3.1.6. Tudo isto facilitou o vínculo com a Internacional Comunista em 1919. O chamado feito pelos dirigentes da Internacional ressoou profundamente. Partidos comunistas foram formados na China, Índia e África do Sul. De modo que, se chamamos de n as revoluções que conduziram a humanidade à transição ao capitalismo, estes países estavam preparados (graças ao movimento mundial) para passar para revoluções n+1, nos permitindo ver neles o mesmo ‘transcrescimento’ que houve na Rússia de 1917.
3.1.7. A derrota do proletariado ocidental - vencido pela democracia - levou a IC à falência e os movimentos proletários nas regiões mais avançadas da África e da Ásia (Guangzhou e Xangai) à derrota. O proletariado desses países ficou isolado, levando a um recuo sobre bases puramente nacionais (dessa forma, o movimento argelino se converteu no MTLD [Movimento pelo Triunfo das Liberdades Democráticas] e o PCCh em um partido dirigente de uma revolução camponesa).
A construção do socialismo em um só país foi então acompanhada pelo rebaixamento da revolução - de n+1 para n, de revolução comunista para capitalista - nessas regiões. O movimento se torna exclusivamente anti-imperialista e o movimento proletário se desenvolve sobre uma base econômica, como o movimento inglês durante a luta pela jornada de 10 horas.
Com a guerra de 1939-1945, o proletariado é totalmente eliminado. Começa um ciclo burguês em que o proletariado é englobado enquanto classe mobilizada.

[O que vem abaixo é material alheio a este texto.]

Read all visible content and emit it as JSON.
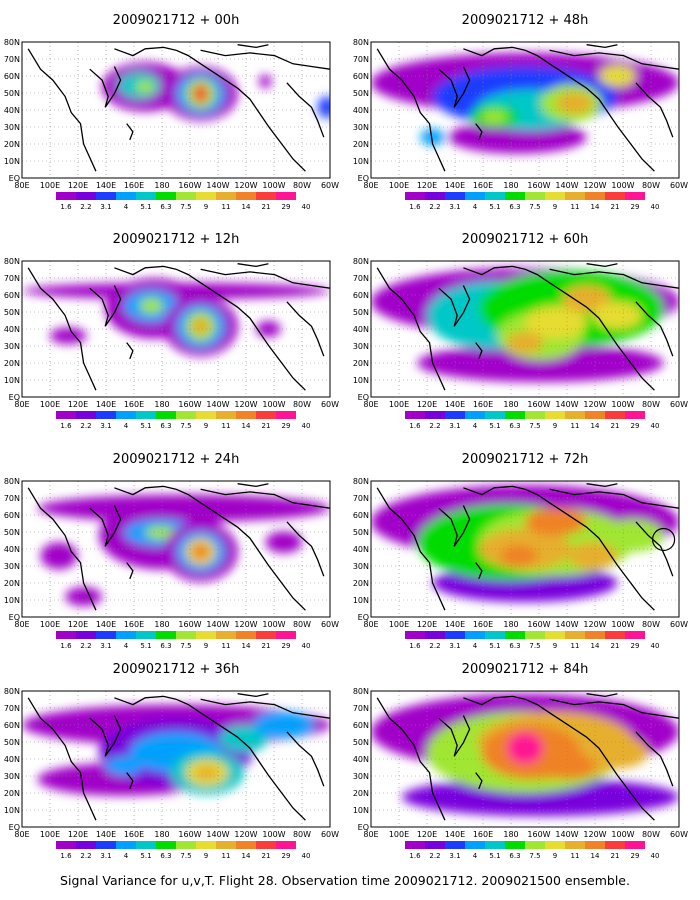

3.1.8. Nos países em que um Estado já existia há muito tempo e elementos capitalistas autóctones puderam se desenvolver, houve a clássica revolução burguesa: China. Mas em outros países, aqueles em que o estado não se formou e a burguesia era inexistente, a única classe anti-imperialista era o proletariado industrial (pequeno em quantidade) e o proletariado agrícola (Argélia e Camarões), apoiado pelos camponeses pobres; pelos proletários inexperientes, aqueles expropriados da terra (Os condenados da terra, Frantz Fanon) ainda não recrutados por empresas capitalistas industriais ou agrárias (Quênia, Congo-Kinshasa). Por isso que em todos os países africanos, os sindicatos desempenharam um papel na luta anticolonial (a União de Trabalhadores da África negra, por exemplo, mas também na Tanzânia, Quênia, Madagascar, etc).
3.1.9. Assim surge a diferença com o Ocidente. Ali, o proletariado ajudou a burguesia a tomar o poder e ela se voltou contra ele para garantir sua dominação. Na Ásia e na África, assim como na Rússia, o proletariado foi o primeiro a se manifestar, sendo necessário destruir o ‘transcrescimento’ proletário para que a revolução burguesa triunfasse.

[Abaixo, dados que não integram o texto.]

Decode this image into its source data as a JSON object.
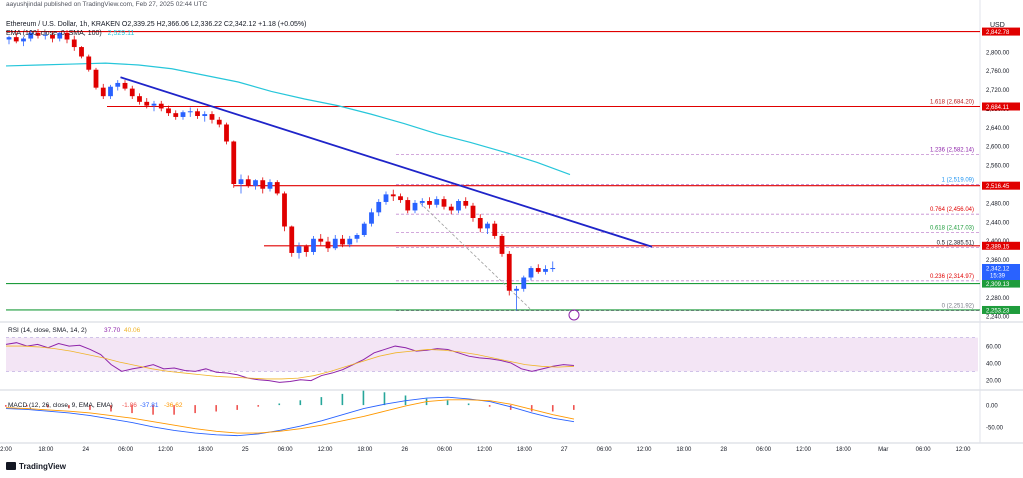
{
  "header": {
    "published_by": "aayushjindal published on TradingView.com, Feb 27, 2025 02:44 UTC",
    "symbol_line": "Ethereum / U.S. Dollar, 1h, KRAKEN  O2,339.25  H2,366.06  L2,336.22  C2,342.12  +1.18 (+0.05%)",
    "ema_label": "EMA (100, close, 0, SMA, 100)",
    "ema_value": "2,529.11"
  },
  "footer": {
    "brand": "TradingView"
  },
  "colors": {
    "up": "#2962ff",
    "down": "#e00000",
    "ema": "#26c6da",
    "trend": "#1f24c9",
    "resistance": "#e00000",
    "support": "#1e9c3c",
    "rsi": "#8e24aa",
    "macd": "#2962ff",
    "signal": "#ff9800"
  },
  "chart_data": [
    {
      "type": "candlestick",
      "title": "Ethereum / U.S. Dollar, 1h, KRAKEN",
      "currency_label": "USD",
      "ylim": [
        2232,
        2880
      ],
      "price_ticks": [
        "2,800.00",
        "2,760.00",
        "2,720.00",
        "2,680.00",
        "2,640.00",
        "2,600.00",
        "2,560.00",
        "2,520.00",
        "2,480.00",
        "2,440.00",
        "2,400.00",
        "2,360.00",
        "2,320.00",
        "2,280.00",
        "2,240.00"
      ],
      "time_ticks": [
        "2:00",
        "18:00",
        "24",
        "06:00",
        "12:00",
        "18:00",
        "25",
        "06:00",
        "12:00",
        "18:00",
        "26",
        "06:00",
        "12:00",
        "18:00",
        "27",
        "06:00",
        "12:00",
        "18:00",
        "28",
        "06:00",
        "12:00",
        "18:00",
        "Mar",
        "06:00",
        "12:00"
      ],
      "candles": [
        [
          2826,
          2834,
          2816,
          2831
        ],
        [
          2831,
          2840,
          2818,
          2822
        ],
        [
          2822,
          2832,
          2812,
          2828
        ],
        [
          2828,
          2846,
          2822,
          2840
        ],
        [
          2840,
          2848,
          2828,
          2834
        ],
        [
          2834,
          2842,
          2826,
          2836
        ],
        [
          2836,
          2842,
          2820,
          2828
        ],
        [
          2828,
          2842,
          2822,
          2840
        ],
        [
          2840,
          2846,
          2818,
          2826
        ],
        [
          2826,
          2834,
          2802,
          2810
        ],
        [
          2810,
          2812,
          2786,
          2790
        ],
        [
          2790,
          2794,
          2758,
          2762
        ],
        [
          2762,
          2766,
          2720,
          2724
        ],
        [
          2724,
          2732,
          2700,
          2706
        ],
        [
          2706,
          2730,
          2700,
          2726
        ],
        [
          2726,
          2740,
          2718,
          2734
        ],
        [
          2734,
          2740,
          2718,
          2722
        ],
        [
          2722,
          2728,
          2700,
          2706
        ],
        [
          2706,
          2712,
          2688,
          2694
        ],
        [
          2694,
          2702,
          2680,
          2686
        ],
        [
          2686,
          2696,
          2674,
          2690
        ],
        [
          2690,
          2696,
          2674,
          2680
        ],
        [
          2680,
          2686,
          2664,
          2670
        ],
        [
          2670,
          2676,
          2656,
          2662
        ],
        [
          2662,
          2676,
          2656,
          2672
        ],
        [
          2672,
          2682,
          2662,
          2674
        ],
        [
          2674,
          2680,
          2658,
          2664
        ],
        [
          2664,
          2674,
          2652,
          2668
        ],
        [
          2668,
          2674,
          2648,
          2656
        ],
        [
          2656,
          2662,
          2640,
          2646
        ],
        [
          2646,
          2650,
          2604,
          2610
        ],
        [
          2610,
          2612,
          2512,
          2520
        ],
        [
          2520,
          2540,
          2500,
          2530
        ],
        [
          2530,
          2538,
          2512,
          2516
        ],
        [
          2516,
          2530,
          2508,
          2528
        ],
        [
          2528,
          2534,
          2500,
          2510
        ],
        [
          2510,
          2530,
          2504,
          2524
        ],
        [
          2524,
          2528,
          2496,
          2500
        ],
        [
          2500,
          2504,
          2420,
          2430
        ],
        [
          2430,
          2432,
          2366,
          2374
        ],
        [
          2374,
          2396,
          2362,
          2388
        ],
        [
          2388,
          2392,
          2366,
          2376
        ],
        [
          2376,
          2410,
          2370,
          2404
        ],
        [
          2404,
          2414,
          2390,
          2398
        ],
        [
          2398,
          2408,
          2376,
          2384
        ],
        [
          2384,
          2412,
          2380,
          2404
        ],
        [
          2404,
          2412,
          2386,
          2392
        ],
        [
          2392,
          2410,
          2386,
          2404
        ],
        [
          2404,
          2416,
          2396,
          2412
        ],
        [
          2412,
          2440,
          2408,
          2436
        ],
        [
          2436,
          2468,
          2430,
          2460
        ],
        [
          2460,
          2488,
          2452,
          2482
        ],
        [
          2482,
          2504,
          2476,
          2498
        ],
        [
          2498,
          2508,
          2484,
          2494
        ],
        [
          2494,
          2500,
          2480,
          2486
        ],
        [
          2486,
          2492,
          2458,
          2464
        ],
        [
          2464,
          2486,
          2458,
          2480
        ],
        [
          2480,
          2490,
          2472,
          2484
        ],
        [
          2484,
          2492,
          2468,
          2476
        ],
        [
          2476,
          2494,
          2470,
          2488
        ],
        [
          2488,
          2494,
          2466,
          2472
        ],
        [
          2472,
          2478,
          2456,
          2464
        ],
        [
          2464,
          2488,
          2458,
          2484
        ],
        [
          2484,
          2492,
          2468,
          2474
        ],
        [
          2474,
          2480,
          2440,
          2448
        ],
        [
          2448,
          2456,
          2418,
          2426
        ],
        [
          2426,
          2440,
          2414,
          2436
        ],
        [
          2436,
          2442,
          2404,
          2410
        ],
        [
          2410,
          2414,
          2366,
          2372
        ],
        [
          2372,
          2378,
          2284,
          2294
        ],
        [
          2294,
          2304,
          2252,
          2298
        ],
        [
          2298,
          2326,
          2292,
          2322
        ],
        [
          2322,
          2346,
          2316,
          2342
        ],
        [
          2342,
          2350,
          2330,
          2334
        ],
        [
          2334,
          2348,
          2328,
          2340
        ],
        [
          2340,
          2356,
          2334,
          2342
        ]
      ],
      "ema100": [
        2770,
        2772,
        2774,
        2776,
        2772,
        2764,
        2750,
        2736,
        2716,
        2700,
        2686,
        2668,
        2648,
        2626,
        2608,
        2588,
        2566,
        2540
      ],
      "trendline": {
        "from": [
          6,
          2746
        ],
        "to": [
          65,
          2366
        ]
      },
      "retracement_line": {
        "from": [
          60,
          2480
        ],
        "to": [
          69,
          2256
        ]
      },
      "fib_levels": [
        {
          "ratio": "1.618",
          "price": "2,684.20",
          "value": 2684.2
        },
        {
          "ratio": "1.236",
          "price": "2,582.14",
          "value": 2582.14
        },
        {
          "ratio": "1",
          "price": "2,519.09",
          "value": 2519.09
        },
        {
          "ratio": "0.764",
          "price": "2,456.04",
          "value": 2456.04
        },
        {
          "ratio": "0.618",
          "price": "2,417.03",
          "value": 2417.03
        },
        {
          "ratio": "0.5",
          "price": "2,385.51",
          "value": 2385.51
        },
        {
          "ratio": "0.236",
          "price": "2,314.97",
          "value": 2314.97
        },
        {
          "ratio": "0",
          "price": "2,251.92",
          "value": 2251.92
        }
      ],
      "horizontal_lines": [
        {
          "price": 2842.78,
          "label": "2,842.78",
          "color": "#e00000"
        },
        {
          "price": 2684.11,
          "label": "2,684.11",
          "color": "#e00000"
        },
        {
          "price": 2516.45,
          "label": "2,516.45",
          "color": "#e00000"
        },
        {
          "price": 2389.15,
          "label": "2,389.15",
          "color": "#e00000"
        },
        {
          "price": 2309.13,
          "label": "2,309.13",
          "color": "#1e9c3c"
        },
        {
          "price": 2253.23,
          "label": "2,253.23",
          "color": "#1e9c3c"
        }
      ],
      "current_price": {
        "label": "2,342.12",
        "countdown": "15:39",
        "value": 2342.12
      }
    },
    {
      "type": "line",
      "title": "RSI (14, close, SMA, 14, 2)",
      "values_label": [
        "37.70",
        "40.06"
      ],
      "ylim": [
        15,
        85
      ],
      "ticks": [
        "60.00",
        "40.00",
        "20.00"
      ],
      "band": [
        30,
        70
      ],
      "rsi": [
        62,
        64,
        60,
        62,
        58,
        63,
        60,
        61,
        56,
        50,
        38,
        30,
        33,
        35,
        38,
        33,
        34,
        31,
        30,
        33,
        29,
        28,
        26,
        22,
        20,
        19,
        17,
        18,
        20,
        19,
        25,
        28,
        32,
        38,
        44,
        52,
        56,
        60,
        58,
        54,
        55,
        57,
        56,
        52,
        48,
        46,
        45,
        43,
        40,
        33,
        30,
        33,
        36,
        38,
        37
      ],
      "rsi_ma": [
        60,
        60,
        59,
        57,
        54,
        50,
        46,
        41,
        37,
        33,
        30,
        28,
        26,
        24,
        23,
        22,
        21,
        21,
        22,
        25,
        30,
        36,
        42,
        48,
        52,
        54,
        56,
        55,
        53,
        50,
        46,
        42,
        38,
        36,
        35,
        36
      ]
    },
    {
      "type": "line",
      "title": "MACD (12, 26, close, 9, EMA, EMA)",
      "values_label": [
        "-1.86",
        "-37.81",
        "-36.62"
      ],
      "ylim": [
        -80,
        30
      ],
      "ticks": [
        "0.00",
        "-50.00"
      ],
      "macd": [
        -8,
        -10,
        -14,
        -18,
        -24,
        -32,
        -40,
        -50,
        -58,
        -64,
        -68,
        -70,
        -66,
        -58,
        -48,
        -36,
        -22,
        -8,
        2,
        10,
        16,
        18,
        14,
        8,
        -4,
        -18,
        -30,
        -38
      ],
      "signal": [
        -6,
        -8,
        -11,
        -14,
        -18,
        -24,
        -30,
        -38,
        -46,
        -54,
        -60,
        -64,
        -64,
        -60,
        -54,
        -46,
        -36,
        -26,
        -14,
        -2,
        8,
        12,
        12,
        10,
        2,
        -10,
        -22,
        -32
      ]
    }
  ]
}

Na Rússia, houve uma reabsorção das poucas medidas comunistas, assim como a destruição de todas as forças proletárias. Na China, a destruição das comunas de Guangzhou e Xangai foi necessária. Na Argélia, para que a solução pequeno-burguesa - isso é, um compromisso entre as exigências do capital francês com as massas proletárias e os camponeses pobres - pudesse triunfar, foi necessário eliminar todas as forças proletárias (mesmo as que não tivessem se manifestado sobre o plano do programa integral). Ali, a pequena-burguesia (especialmente os intelectuais) tornou-se uma entidade nacional para destruir o movimento proletário.
Tudo isto fornece um aspecto indeterminado para estas revoluções: havia ali uma revolução n, mas não uma n+1. Elas foram paradas na etapa burguesa - e em estágios diferentes - como resultado da contra-revolução. Isto não significa que haja um ponto de parada fixo, nem que os países em que estas revoluções foram mais ou menos congeladas não possam passar por novas transformações.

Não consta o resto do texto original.